# I Almost Cried Today



## shaela21 (Aug 16, 2005)

With clear skies overhead, I almost wept today while winterizing the trailer. It is a beautiful day, perfect for camping, but no, I had to get the Outback ready for an extra long winter hibernation. I am leaving for a 6 month deployment, and that means no camping till next spring. But at elast I know the OB will be safe and her pipes will be protected from any winter freeze. Still sad to have to do it though. See you all next year.


----------



## campmg (Dec 24, 2005)

Here you go again with this winterizing thing. What's that all about? Is it like a conveyor belt?









Best regards,
campmg from sunny Arizona


----------



## 3LEES (Feb 18, 2006)

campmg said:


> Here you go again with this winterizing thing. What's that all about? Is it like a conveyor belt?
> 
> 
> 
> ...


Right now, from where I live in Central Florida, the temps that Doug forecast for the PNW 2006 Fall Rally sound REAL good!









But then, we get that in the "winter" here.









And we DON"T have to cut a hole in the lake to go fishing!

Dan


----------



## Scott Z. (Jul 13, 2006)

Too bad - it's way too early to have to winterize!


----------



## z-family (Oct 2, 2004)




----------



## skippershe (May 22, 2006)

campmg said:


> Here you go again with this winterizing thing. What's that all about? Is it like a conveyor belt?
> 
> 
> 
> ...


LOL! That's what I love most about Mitch...his sensitivity







I can just hear the







in his voice, can't you??

Sorry to hear it, but next year will be here before you know it...I promise!
Dawn


----------



## Scrib (Jun 28, 2005)

I thought this thread was going to be about trying to make-up the queen bed...


----------



## skippershe (May 22, 2006)

Scrib said:


> I thought this thread was going to be about trying to make-up the queen bed...


LOL Scrib!


----------



## tdvffjohn (Mar 10, 2005)

Stay safe on the 6 mo deployment..................









John


----------



## Fire44 (Mar 6, 2005)

Like John said....stay safe during you deployment, and check in when you can.

Gary


----------



## bobpattie (Jul 23, 2005)

Everyone will be thinking about you while on deployment and the camper will be there in the spring waiting for you - imagine we will be winterizing here in Wisconsin within the next month so feel your pain there - today was gorgeous and now this weekend will be miserable. Safe travels!


----------



## HootBob (Apr 26, 2004)

Fire44 said:


> Like John said....stay safe during you deployment, and check in when you can.
> 
> Gary


Same here

Don


----------



## luv2rv (Jun 21, 2004)

Ouch. that does hurt. I had to wipe away a tear reading this.

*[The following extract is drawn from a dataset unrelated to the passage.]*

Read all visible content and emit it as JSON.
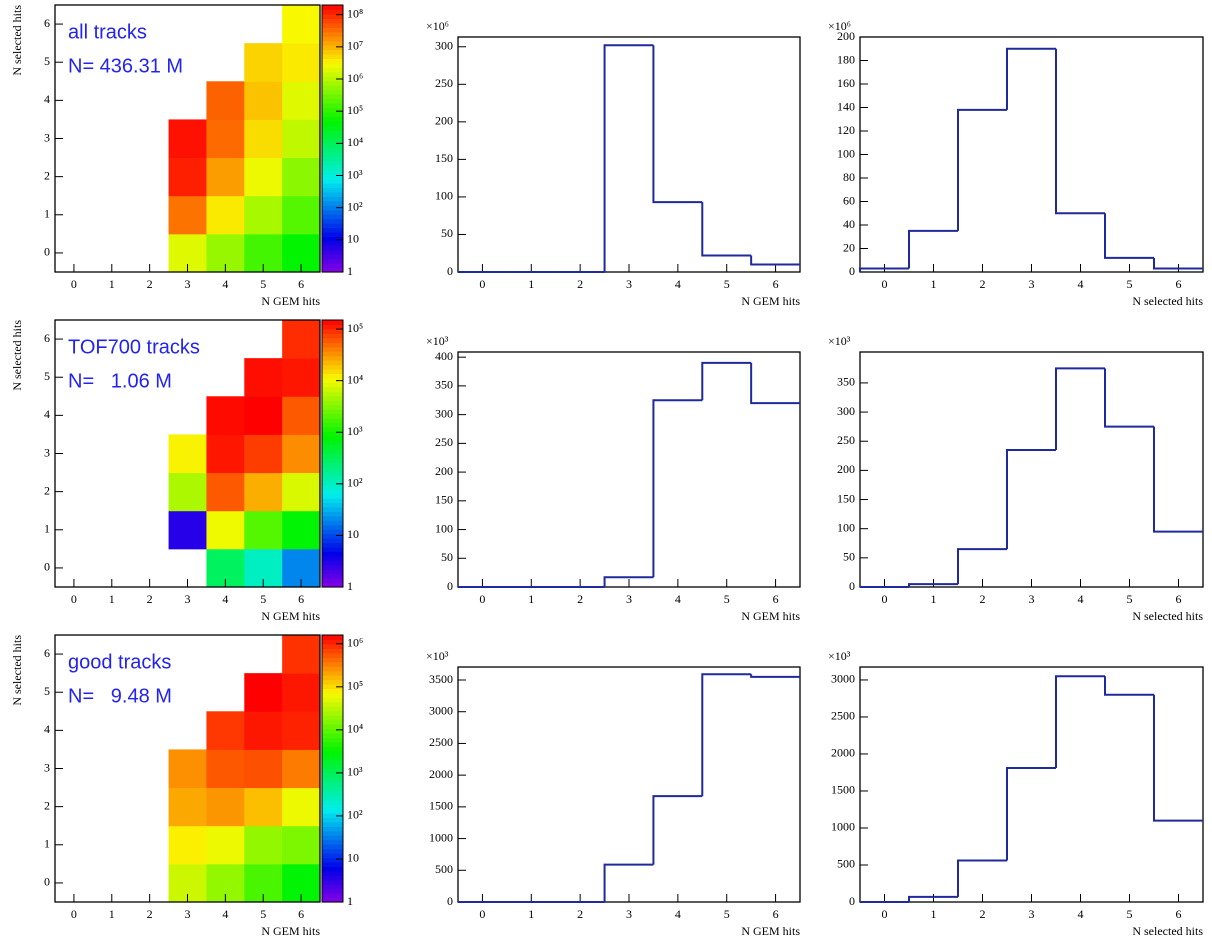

We are hoping to get a few more weekends in before things really cool down.

We have also started contemplating another Florida trip this winter ... kinda got the bug after our trip in Jan/Feb.

It really helps to divide the winter up.

Wayne


----------



## GlenninTexas (Aug 11, 2004)

Explain to me again why anyone chooses to live above the 36 latitude?

Regards, Glenn


----------



## ali (Aug 6, 2006)

GlenninTexas said:


> Explain to me again why anyone chooses to live above the 36 latitude?
> 
> Regards, Glenn


LOL! We like having seasons! We love being outside (and not melting) in the summer and skiing in the winter, seeing the trees change color in the autumn...........

Ali


----------



## PDX_Doug (Nov 16, 2004)

This is just wrong!








Winterizing in September.... AARRRGGHHHH!

Have a safe deployment, Bob. We will see you in the spring!









Happy Trails,
Doug


----------



## GlenninTexas (Aug 11, 2004)

ali said:


> Explain to me again why anyone chooses to live above the 36 latitude?
> 
> Regards, Glenn


LOL! We like having seasons! We love being outside (and not melting) in the summer and skiing in the winter, seeing the trees change color in the autumn...........

Ali
[/quote]

We have seasons, they're called "Pre-Summer", "Summer", "Still-Summer", and "The Cool Day" .









Regards, Glenn


----------